I introduced Arabic to Indian poems such as the poems “Hemant Devati” because he presents the different third India, neither historical nor cinematic, but realistic.
And through the follow-up of the poet Aboul-Yazid to sponsor what he calls nano-poems, we ask him if this contributes to the development of poetry, especially since we in Syria have recently called it “a brief form of literature” whether in poetry or in the story, and previously names such as the flesh poem. He affirms that there is no poetry without experimentation, and the nano-poems, with their brief formation and five senses, are part of this experiment. 151 poets responded to my call to write nanopoems for Africa to be published in the Silk Road anthology series, after the anthologies of (Asia Sings), (Mediterranean Waves), (Ancient Egyptians. Modern Poets), and (Arabian Nights, world Poems).
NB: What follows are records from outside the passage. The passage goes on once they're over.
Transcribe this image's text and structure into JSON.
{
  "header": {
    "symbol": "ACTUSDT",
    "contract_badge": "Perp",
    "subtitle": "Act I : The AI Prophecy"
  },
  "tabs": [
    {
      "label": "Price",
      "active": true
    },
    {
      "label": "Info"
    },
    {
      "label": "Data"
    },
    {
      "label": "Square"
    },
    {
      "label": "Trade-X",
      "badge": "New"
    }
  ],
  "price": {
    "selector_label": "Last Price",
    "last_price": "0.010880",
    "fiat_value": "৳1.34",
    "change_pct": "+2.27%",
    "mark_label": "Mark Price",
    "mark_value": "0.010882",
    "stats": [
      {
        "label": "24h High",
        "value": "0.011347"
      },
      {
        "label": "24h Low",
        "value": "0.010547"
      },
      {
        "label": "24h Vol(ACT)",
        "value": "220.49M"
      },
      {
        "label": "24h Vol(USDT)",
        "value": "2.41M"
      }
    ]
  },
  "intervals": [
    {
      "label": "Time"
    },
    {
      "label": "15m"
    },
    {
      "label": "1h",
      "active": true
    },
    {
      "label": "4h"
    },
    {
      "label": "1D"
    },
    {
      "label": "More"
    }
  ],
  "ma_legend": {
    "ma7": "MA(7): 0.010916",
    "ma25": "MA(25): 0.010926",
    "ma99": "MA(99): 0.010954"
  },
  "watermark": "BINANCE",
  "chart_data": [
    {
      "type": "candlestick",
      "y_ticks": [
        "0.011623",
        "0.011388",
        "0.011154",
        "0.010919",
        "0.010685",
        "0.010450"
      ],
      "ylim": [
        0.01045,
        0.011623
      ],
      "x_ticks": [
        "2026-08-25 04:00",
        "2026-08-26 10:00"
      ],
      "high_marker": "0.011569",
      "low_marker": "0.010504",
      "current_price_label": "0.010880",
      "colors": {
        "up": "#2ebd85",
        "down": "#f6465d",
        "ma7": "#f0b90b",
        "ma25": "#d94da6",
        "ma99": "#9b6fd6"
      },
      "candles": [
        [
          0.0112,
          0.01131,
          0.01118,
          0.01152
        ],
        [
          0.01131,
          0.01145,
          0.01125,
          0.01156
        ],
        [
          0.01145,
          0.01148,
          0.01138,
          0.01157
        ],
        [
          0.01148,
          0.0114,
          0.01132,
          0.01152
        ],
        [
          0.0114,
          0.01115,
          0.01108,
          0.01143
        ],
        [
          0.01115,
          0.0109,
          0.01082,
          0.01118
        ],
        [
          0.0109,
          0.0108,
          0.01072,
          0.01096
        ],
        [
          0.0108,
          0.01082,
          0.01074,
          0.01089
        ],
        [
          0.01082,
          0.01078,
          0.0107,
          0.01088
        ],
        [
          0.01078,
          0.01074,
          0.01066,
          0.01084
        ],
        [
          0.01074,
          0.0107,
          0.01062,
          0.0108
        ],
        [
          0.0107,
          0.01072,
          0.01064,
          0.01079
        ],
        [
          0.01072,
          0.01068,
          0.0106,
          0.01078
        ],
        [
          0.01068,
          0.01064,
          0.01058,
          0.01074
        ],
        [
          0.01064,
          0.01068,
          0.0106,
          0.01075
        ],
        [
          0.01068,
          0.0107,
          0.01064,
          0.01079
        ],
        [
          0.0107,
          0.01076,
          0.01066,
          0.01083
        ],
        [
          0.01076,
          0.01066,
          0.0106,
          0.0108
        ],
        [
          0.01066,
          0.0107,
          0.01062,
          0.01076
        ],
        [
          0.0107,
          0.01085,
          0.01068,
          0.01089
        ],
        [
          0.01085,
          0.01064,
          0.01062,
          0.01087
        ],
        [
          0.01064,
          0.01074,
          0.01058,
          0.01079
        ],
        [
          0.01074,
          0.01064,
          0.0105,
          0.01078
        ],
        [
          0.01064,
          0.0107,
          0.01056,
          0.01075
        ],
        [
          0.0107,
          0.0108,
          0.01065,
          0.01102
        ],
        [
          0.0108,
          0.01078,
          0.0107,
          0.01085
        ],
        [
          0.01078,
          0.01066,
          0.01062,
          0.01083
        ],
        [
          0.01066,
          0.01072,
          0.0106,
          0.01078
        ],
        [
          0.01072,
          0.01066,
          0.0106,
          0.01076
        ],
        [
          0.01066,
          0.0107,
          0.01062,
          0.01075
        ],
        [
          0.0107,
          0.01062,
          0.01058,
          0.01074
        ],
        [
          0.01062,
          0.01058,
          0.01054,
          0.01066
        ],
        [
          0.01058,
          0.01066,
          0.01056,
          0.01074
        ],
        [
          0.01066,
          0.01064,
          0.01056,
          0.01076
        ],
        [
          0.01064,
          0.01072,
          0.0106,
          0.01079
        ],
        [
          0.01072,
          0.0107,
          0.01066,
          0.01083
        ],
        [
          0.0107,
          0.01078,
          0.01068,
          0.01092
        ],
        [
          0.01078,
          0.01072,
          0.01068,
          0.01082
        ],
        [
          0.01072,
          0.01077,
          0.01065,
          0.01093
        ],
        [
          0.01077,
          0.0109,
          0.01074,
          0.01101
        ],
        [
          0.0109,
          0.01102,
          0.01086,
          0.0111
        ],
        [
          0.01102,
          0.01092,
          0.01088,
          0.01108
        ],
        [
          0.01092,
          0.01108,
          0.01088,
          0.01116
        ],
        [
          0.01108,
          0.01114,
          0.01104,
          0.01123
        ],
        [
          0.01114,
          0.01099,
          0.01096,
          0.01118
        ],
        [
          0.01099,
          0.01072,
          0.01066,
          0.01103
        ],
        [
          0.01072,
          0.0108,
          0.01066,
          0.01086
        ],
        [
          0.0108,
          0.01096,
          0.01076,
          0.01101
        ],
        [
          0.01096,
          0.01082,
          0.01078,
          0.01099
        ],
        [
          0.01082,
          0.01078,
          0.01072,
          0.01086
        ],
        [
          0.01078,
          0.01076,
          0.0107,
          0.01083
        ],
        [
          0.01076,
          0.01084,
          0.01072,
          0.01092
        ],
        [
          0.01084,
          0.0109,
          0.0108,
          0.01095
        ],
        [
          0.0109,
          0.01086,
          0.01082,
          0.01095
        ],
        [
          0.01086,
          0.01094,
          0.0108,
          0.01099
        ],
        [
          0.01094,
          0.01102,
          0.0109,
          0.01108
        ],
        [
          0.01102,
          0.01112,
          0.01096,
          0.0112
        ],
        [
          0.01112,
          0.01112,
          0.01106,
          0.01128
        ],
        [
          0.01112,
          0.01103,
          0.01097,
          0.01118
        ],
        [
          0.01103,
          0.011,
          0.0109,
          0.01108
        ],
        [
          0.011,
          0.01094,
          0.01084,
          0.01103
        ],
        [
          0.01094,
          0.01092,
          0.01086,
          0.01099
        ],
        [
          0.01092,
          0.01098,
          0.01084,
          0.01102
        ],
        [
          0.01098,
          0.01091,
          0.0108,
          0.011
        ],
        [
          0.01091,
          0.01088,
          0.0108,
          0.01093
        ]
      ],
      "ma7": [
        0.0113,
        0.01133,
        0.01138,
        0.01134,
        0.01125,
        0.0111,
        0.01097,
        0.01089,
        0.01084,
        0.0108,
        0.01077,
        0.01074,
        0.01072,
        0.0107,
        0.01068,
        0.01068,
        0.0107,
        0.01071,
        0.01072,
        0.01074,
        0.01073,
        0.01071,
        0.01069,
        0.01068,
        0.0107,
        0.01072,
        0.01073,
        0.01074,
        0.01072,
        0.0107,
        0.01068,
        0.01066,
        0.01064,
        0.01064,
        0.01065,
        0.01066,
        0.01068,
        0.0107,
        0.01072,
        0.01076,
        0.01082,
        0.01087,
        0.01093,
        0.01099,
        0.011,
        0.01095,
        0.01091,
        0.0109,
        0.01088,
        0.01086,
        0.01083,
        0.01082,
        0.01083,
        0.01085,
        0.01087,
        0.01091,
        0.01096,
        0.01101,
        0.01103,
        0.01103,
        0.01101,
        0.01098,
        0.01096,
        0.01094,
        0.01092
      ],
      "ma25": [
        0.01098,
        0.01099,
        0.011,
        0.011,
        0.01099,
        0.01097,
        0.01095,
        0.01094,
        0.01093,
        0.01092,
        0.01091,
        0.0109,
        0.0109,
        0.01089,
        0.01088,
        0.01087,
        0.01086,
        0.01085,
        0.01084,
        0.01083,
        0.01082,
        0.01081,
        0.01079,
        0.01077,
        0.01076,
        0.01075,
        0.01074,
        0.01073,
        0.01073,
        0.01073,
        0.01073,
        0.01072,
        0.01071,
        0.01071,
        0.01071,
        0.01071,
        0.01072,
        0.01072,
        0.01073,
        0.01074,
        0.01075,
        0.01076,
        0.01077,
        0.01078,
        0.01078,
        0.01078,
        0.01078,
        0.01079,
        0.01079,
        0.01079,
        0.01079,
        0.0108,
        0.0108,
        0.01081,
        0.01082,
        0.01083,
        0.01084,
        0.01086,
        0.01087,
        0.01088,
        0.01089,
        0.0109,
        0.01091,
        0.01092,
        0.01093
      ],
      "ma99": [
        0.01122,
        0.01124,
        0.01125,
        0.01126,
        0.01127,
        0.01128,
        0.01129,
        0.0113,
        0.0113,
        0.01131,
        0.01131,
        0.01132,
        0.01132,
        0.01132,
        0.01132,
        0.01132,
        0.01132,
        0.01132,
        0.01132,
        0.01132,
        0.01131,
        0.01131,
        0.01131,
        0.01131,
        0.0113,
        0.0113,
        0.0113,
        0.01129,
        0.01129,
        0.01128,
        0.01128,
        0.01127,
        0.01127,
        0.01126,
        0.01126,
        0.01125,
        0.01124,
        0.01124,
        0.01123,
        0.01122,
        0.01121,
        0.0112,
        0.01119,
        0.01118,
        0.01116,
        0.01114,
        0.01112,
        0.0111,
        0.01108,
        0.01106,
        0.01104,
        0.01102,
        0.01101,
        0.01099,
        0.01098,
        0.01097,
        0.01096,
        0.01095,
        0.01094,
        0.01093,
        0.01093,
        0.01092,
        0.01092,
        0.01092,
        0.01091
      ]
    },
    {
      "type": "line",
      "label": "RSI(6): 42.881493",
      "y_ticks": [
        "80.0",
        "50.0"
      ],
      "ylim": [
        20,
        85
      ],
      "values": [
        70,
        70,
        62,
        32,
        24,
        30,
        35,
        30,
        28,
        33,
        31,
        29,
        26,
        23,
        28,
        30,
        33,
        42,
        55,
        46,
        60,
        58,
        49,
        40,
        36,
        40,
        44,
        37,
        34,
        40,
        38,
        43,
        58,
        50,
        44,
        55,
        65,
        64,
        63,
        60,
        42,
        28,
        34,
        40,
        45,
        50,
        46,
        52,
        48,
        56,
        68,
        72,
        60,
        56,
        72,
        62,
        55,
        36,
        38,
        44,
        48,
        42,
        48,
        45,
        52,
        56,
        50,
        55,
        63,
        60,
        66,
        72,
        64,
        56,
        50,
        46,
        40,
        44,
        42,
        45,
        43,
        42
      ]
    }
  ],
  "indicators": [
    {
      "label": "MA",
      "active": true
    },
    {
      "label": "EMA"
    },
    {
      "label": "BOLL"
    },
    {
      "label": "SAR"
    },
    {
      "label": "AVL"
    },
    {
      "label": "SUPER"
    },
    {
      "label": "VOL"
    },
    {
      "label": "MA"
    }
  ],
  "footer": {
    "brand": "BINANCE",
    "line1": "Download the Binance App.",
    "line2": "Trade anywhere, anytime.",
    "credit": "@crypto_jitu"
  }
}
In light of his view that travel literature is the son of travels, especially since he practiced it in many forms, investigations, and books, we ask if this literature is still out of the spotlight, without losing sight of the Ibn Battuta Prize awarded by the Arab Center for Geographical Literature in Abu Dhabi and London. He commends the role of the Arab Center for Geographical Literature, which provided its service to this literature, as it revived it with the award, as well as its creative and investigative publications. And in the series (Exploring the Horizons), I published my investigation of the journey of Sheikh Mustafa Abd al-Razeq, Sheikh of Al-Azhar, Memoirs of a Traveler, which he made 11 decades ago to France. He also published two contemporary trips (Caravan of Moroccan Tales), and encouraged dozens of writers and investigators to write down and publish their travels, or investigate the treasures of our Arab travels. But we need more than one center in the east and west, to enter more into the research laboratory after the deployment.
This meeting concludes for us by shedding light on the first Asian conference of the World Poetry Movement, which he has been promoting for a few days, by pointing out that the World Poetry Movement will hold its first conference in Colombia and Venezuela next summer, and these continental conferences are preparation for it, so we held our African conference of the movement in January. The Asian conference will be held this month, and next month the European conference will be held, and so on, so that the poets and ambassadors of the continents go there.